The company though didn’t promise that the new price would be the end of the reductions, with the ban by Russia on imports leading to a rise in global supplies, at a time of soaring production.
Fonterra buys milk from about 90% of New Zealand farmers, so the impact of the 35% drop will be spread widely across the industry.
The one bit of good news yesterday was the forecast increase in the dividend to 25 to 35 NZ cents, for farmer shareholders. That’s a rise of 5 cents.

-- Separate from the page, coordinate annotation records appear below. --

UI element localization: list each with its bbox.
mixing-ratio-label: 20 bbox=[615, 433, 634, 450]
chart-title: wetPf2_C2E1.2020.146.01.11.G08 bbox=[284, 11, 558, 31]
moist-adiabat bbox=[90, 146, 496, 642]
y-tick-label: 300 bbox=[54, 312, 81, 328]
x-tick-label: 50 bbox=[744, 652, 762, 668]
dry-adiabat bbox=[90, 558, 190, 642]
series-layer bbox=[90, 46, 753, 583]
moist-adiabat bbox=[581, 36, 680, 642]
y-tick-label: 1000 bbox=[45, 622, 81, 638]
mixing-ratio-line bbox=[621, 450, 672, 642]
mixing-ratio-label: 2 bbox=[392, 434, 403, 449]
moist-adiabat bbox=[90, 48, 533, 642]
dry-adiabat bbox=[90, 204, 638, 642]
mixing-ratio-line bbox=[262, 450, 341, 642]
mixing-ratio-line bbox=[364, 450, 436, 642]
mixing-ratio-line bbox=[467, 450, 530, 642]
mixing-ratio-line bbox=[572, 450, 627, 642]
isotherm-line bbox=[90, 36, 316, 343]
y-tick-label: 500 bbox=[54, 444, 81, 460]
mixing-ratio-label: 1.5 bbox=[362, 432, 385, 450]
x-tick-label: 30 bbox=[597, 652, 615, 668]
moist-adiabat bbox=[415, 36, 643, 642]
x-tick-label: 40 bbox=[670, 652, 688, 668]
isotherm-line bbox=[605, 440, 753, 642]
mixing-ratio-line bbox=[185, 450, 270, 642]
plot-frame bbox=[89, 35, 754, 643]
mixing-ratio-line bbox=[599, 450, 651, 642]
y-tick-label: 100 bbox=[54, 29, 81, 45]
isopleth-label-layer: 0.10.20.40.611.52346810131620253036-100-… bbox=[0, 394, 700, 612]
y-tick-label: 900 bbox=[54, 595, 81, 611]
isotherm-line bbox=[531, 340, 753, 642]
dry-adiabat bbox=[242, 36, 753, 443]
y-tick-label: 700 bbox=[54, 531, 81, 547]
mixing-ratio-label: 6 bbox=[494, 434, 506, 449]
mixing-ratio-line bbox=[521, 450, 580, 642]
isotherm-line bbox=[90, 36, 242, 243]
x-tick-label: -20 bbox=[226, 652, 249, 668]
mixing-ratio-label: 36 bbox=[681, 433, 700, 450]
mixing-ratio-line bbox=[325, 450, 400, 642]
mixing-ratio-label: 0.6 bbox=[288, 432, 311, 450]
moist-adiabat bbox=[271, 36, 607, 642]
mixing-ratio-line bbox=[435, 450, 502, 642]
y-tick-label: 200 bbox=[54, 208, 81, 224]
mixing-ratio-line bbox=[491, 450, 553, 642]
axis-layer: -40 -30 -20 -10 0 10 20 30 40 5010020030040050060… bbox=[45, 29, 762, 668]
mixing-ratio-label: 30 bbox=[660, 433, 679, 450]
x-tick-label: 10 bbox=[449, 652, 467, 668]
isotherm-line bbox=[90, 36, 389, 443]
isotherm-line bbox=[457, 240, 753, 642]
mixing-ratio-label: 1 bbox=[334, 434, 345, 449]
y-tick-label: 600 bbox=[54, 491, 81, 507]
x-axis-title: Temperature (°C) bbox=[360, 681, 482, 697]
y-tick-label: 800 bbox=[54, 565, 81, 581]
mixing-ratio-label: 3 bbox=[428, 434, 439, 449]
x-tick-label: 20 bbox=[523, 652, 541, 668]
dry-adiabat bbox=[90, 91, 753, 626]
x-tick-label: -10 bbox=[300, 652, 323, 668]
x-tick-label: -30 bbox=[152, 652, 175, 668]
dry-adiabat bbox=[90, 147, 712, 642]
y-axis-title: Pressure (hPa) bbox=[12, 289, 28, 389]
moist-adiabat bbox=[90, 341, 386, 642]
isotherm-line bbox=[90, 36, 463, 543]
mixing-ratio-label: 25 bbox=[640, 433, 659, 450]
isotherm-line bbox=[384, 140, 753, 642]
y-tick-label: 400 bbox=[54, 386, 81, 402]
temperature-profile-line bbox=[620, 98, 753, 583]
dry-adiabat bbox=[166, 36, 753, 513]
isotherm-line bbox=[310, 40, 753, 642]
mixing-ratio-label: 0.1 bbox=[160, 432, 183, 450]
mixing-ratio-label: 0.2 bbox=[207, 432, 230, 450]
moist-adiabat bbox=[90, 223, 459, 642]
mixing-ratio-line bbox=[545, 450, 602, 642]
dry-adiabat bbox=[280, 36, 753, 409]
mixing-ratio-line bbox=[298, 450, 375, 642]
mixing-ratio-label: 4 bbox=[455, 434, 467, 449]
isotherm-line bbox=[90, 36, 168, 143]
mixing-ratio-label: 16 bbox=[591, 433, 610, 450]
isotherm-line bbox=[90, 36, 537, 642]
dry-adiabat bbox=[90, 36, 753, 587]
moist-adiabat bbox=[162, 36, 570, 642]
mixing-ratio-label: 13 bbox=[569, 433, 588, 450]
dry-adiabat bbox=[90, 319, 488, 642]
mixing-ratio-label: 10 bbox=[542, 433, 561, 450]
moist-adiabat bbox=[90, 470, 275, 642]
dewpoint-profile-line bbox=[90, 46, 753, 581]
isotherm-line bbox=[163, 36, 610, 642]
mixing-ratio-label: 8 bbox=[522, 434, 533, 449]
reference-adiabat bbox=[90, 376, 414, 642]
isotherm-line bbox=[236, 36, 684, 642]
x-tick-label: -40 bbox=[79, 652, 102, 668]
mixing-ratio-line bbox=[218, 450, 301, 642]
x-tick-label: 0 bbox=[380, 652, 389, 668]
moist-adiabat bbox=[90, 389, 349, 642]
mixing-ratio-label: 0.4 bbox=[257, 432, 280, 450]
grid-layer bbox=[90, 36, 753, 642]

It will boost the total return (assuming no more cuts in the milk price) to $NZ5.55 to $NZ5.65 for the current season.
The predicted milk price would mean a $NZ5 billion hit to the economy from last season’s final milk price of $8.40/kgs, which was also announced yesterday.
With a dividend of 10c per share, down from 32c per share, the total cash payout for last season was $8.50, up 38% from the previous year.
The lowered price for the new season and the higher dividend means those gains for the just completed season have been wiped out.
Chairman John Wilson said in a statement that the cash payout to the co-operative’s 10,500 farmer shareholders was the highest ever made since Fonterra’s formation in 2001.
“The Farmgate Milk Price on its own represents an injection of more than $13.3b to the New Zealand economy for the season.
“It is a strong result, reflecting the determination of our farmer shareholders to lift on-farm performance, matched within the business by a focus on driving revenue.
“Our farmers took advantage of good conditions to produce 1,584 million kgs, 8 per cent more than last season, to make the most of the good prevailing prices early in the season.”
The price of Fonterra shares fell 1% in Australia yesterday to $5.73.